Ben bir gezginim. Her adımımda yeni bir dünya, her durakta bir hikâye bulurum sanırdım. Oysa yollar bana hayal ettiğimden fazlasını verdi: Acıyı, öfkeyi, haksızlığı…
Yıkık duvarların ardında aç bir çocuk gördüm. Kırık bir pencerenin gerisinde susmuş bir anne… Bir elin tuttuğu ekmeği, diğer eli silahla parçalayanları gördüm. Kalabalıklar arasında kaybolmuş yüzler, ama hiçbirine ait olmayan gülüşler…
Bir sofranın ucunda tok gözlerle aç gözler yan yana otururken, adaletin sessizliğe gömüldüğüne tanık oldum. Bazen bu dünyanın bize öğrettiği tek şey susmaktı. Ama öğrendim ki susmak, zalimlerin dilidir; konuşmak ise insan olmanın ilk adımıdır.
Yollar sadece ayaklarımı değil, yüreğimi de yoruyor artık. Çünkü her gördüğüm haksızlık, omuzlarıma yeni bir yük ekliyor. Her duyduğum çığlık, kulaklarımda yankılanıp vicdanımı sorguluyor. Bir tarafta saraylar yükselirken, diğer tarafta yıkılmış hayallerin enkazı var. Ve biz, o enkazların altında kalanları görmemek için gözlerimizi kapatıyoruz.
Ama artık gözlerimi kapatamıyorum. Çünkü bu dünyada bir şey değişecekse, önce görmekle başlamalı. Hangi kapıyı çalsam, içeriden sessizlik çıkıyor. Oysa o sessizliği çığlığa, o karanlığı ışığa çevirmek bizim elimizde.
Ben bir gezginim. Sadece yürümekle kalmadım; gördüm, hissettim, yaralandım. Ve şimdi soruyorum: Gördüğüm bu yaralar, bizim yaralarımız değil mi? Elimizi uzatmadan, yüreğimizi açmadan nasıl iyileşebiliriz?

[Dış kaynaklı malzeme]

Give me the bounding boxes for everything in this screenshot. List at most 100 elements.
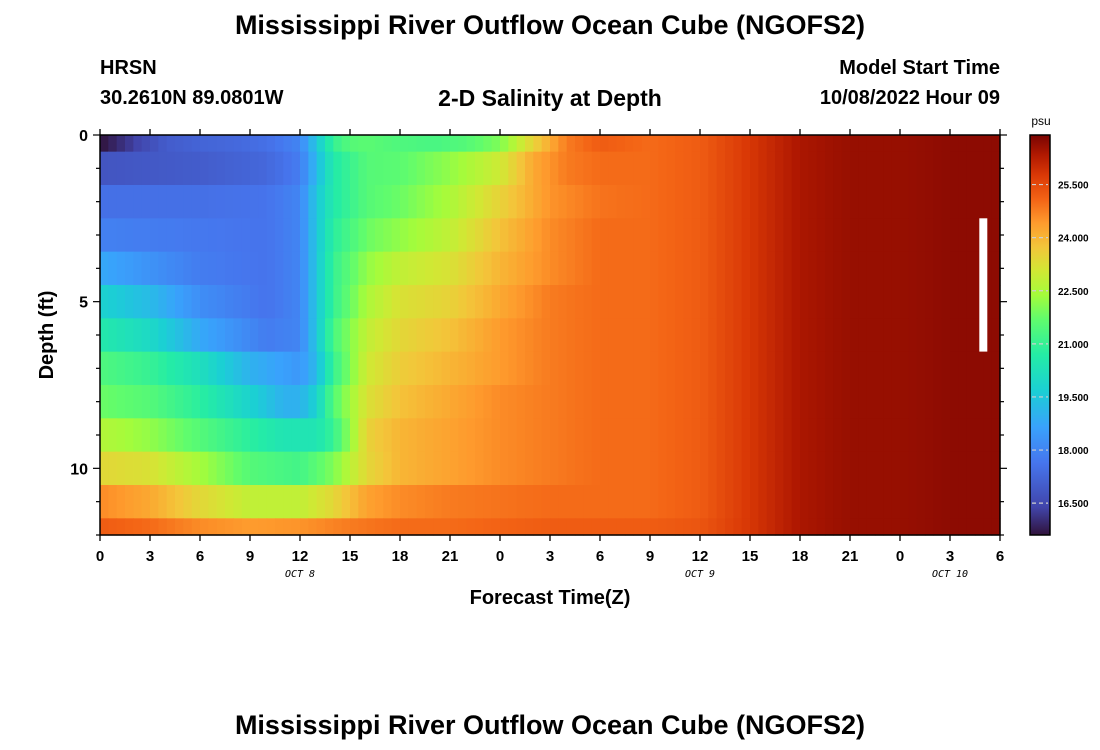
heatmap-cell	[391, 518, 401, 536]
heatmap-cell	[225, 135, 234, 153]
heatmap-cell	[683, 251, 693, 286]
heatmap-cell	[416, 135, 426, 153]
heatmap-cell	[600, 385, 609, 419]
heatmap-cell	[383, 485, 393, 519]
heatmap-cell	[250, 418, 259, 453]
heatmap-cell	[558, 185, 568, 219]
heatmap-cell	[341, 451, 351, 486]
heatmap-cell	[516, 351, 526, 386]
heatmap-cell	[375, 185, 384, 219]
x-tick-label: 3	[946, 548, 954, 565]
heatmap-cell	[475, 151, 484, 186]
heatmap-cell	[375, 151, 384, 186]
heatmap-cell	[541, 418, 551, 453]
heatmap-cell	[966, 385, 976, 419]
heatmap-cell	[258, 151, 268, 186]
heatmap-cell	[808, 485, 818, 519]
heatmap-cell	[791, 451, 801, 486]
heatmap-cell	[858, 351, 868, 386]
heatmap-cell	[683, 285, 693, 319]
heatmap-cell	[458, 518, 468, 536]
heatmap-cell	[633, 485, 643, 519]
x-tick-label: 12	[692, 548, 709, 565]
date-label: OCT 8	[284, 569, 316, 580]
heatmap-cell	[616, 185, 626, 219]
heatmap-cell	[875, 318, 884, 353]
heatmap-cell	[691, 251, 701, 286]
heatmap-cell	[575, 418, 584, 453]
heatmap-cell	[575, 451, 584, 486]
heatmap-cell	[400, 251, 409, 286]
heatmap-cell	[458, 418, 468, 453]
heatmap-cell	[466, 418, 476, 453]
heatmap-cell	[941, 185, 951, 219]
heatmap-cell	[308, 351, 318, 386]
heatmap-cell	[125, 285, 134, 319]
colorbar-tick-label: 25.500	[1058, 181, 1089, 192]
heatmap-cell	[958, 151, 968, 186]
heatmap-cell	[550, 351, 559, 386]
heatmap-cell	[658, 518, 668, 536]
heatmap-cell	[641, 385, 651, 419]
heatmap-cell	[733, 285, 743, 319]
heatmap-cell	[516, 485, 526, 519]
heatmap-cell	[625, 285, 634, 319]
heatmap-cell	[241, 251, 251, 286]
heatmap-cell	[800, 185, 809, 219]
heatmap-cell	[758, 318, 768, 353]
heatmap-cell	[916, 385, 926, 419]
heatmap-cell	[316, 418, 326, 453]
heatmap-cell	[116, 285, 126, 319]
heatmap-cell	[325, 151, 334, 186]
heatmap-cell	[900, 285, 909, 319]
heatmap-cell	[283, 218, 293, 253]
heatmap-cell	[391, 251, 401, 286]
heatmap-cell	[900, 451, 909, 486]
heatmap-cell	[216, 218, 226, 253]
heatmap-cell	[916, 185, 926, 219]
heatmap-cell	[875, 518, 884, 536]
heatmap-cell	[650, 151, 659, 186]
heatmap-cell	[700, 385, 709, 419]
heatmap-cell	[925, 451, 934, 486]
heatmap-cell	[675, 518, 684, 536]
heatmap-cell	[508, 185, 518, 219]
heatmap-cell	[116, 135, 126, 153]
heatmap-cell	[275, 318, 284, 353]
heatmap-cell	[775, 185, 784, 219]
heatmap-cell	[891, 518, 901, 536]
heatmap-cell	[933, 351, 943, 386]
heatmap-cell	[325, 451, 334, 486]
heatmap-cell	[266, 185, 276, 219]
heatmap-cell	[841, 135, 851, 153]
heatmap-cell	[641, 185, 651, 219]
heatmap-cell	[650, 285, 659, 319]
heatmap-cell	[266, 251, 276, 286]
heatmap-cell	[233, 451, 243, 486]
heatmap-cell	[358, 251, 368, 286]
heatmap-cell	[675, 485, 684, 519]
heatmap-cell	[883, 218, 893, 253]
heatmap-cell	[683, 451, 693, 486]
heatmap-cell	[858, 285, 868, 319]
heatmap-cell	[483, 518, 493, 536]
heatmap-cell	[575, 351, 584, 386]
heatmap-cell	[433, 451, 443, 486]
heatmap-cell	[783, 285, 793, 319]
heatmap-cell	[600, 285, 609, 319]
heatmap-cell	[933, 185, 943, 219]
heatmap-cell	[900, 518, 909, 536]
heatmap-cell	[291, 451, 301, 486]
heatmap-cell	[783, 251, 793, 286]
heatmap-cell	[883, 385, 893, 419]
heatmap-cell	[566, 385, 576, 419]
heatmap-cell	[941, 135, 951, 153]
heatmap-cell	[291, 351, 301, 386]
heatmap-cell	[883, 418, 893, 453]
heatmap-cell	[516, 135, 526, 153]
heatmap-cell	[291, 251, 301, 286]
heatmap-cell	[808, 285, 818, 319]
heatmap-cell	[933, 151, 943, 186]
y-tick-label: 0	[79, 128, 88, 145]
heatmap-cell	[883, 185, 893, 219]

Dünyanın sessiz köşelerinde yankılanan bir ses olmak istiyorum. Öyle bir ses ki, sadece duyanların kulaklarına değil, hissedenlerin yüreklerine dokunsun. Çünkü biliyorum ki; bu düzen değişecekse, o değişim yalnızca adımlarla değil, vicdanlarla mümkün olacak.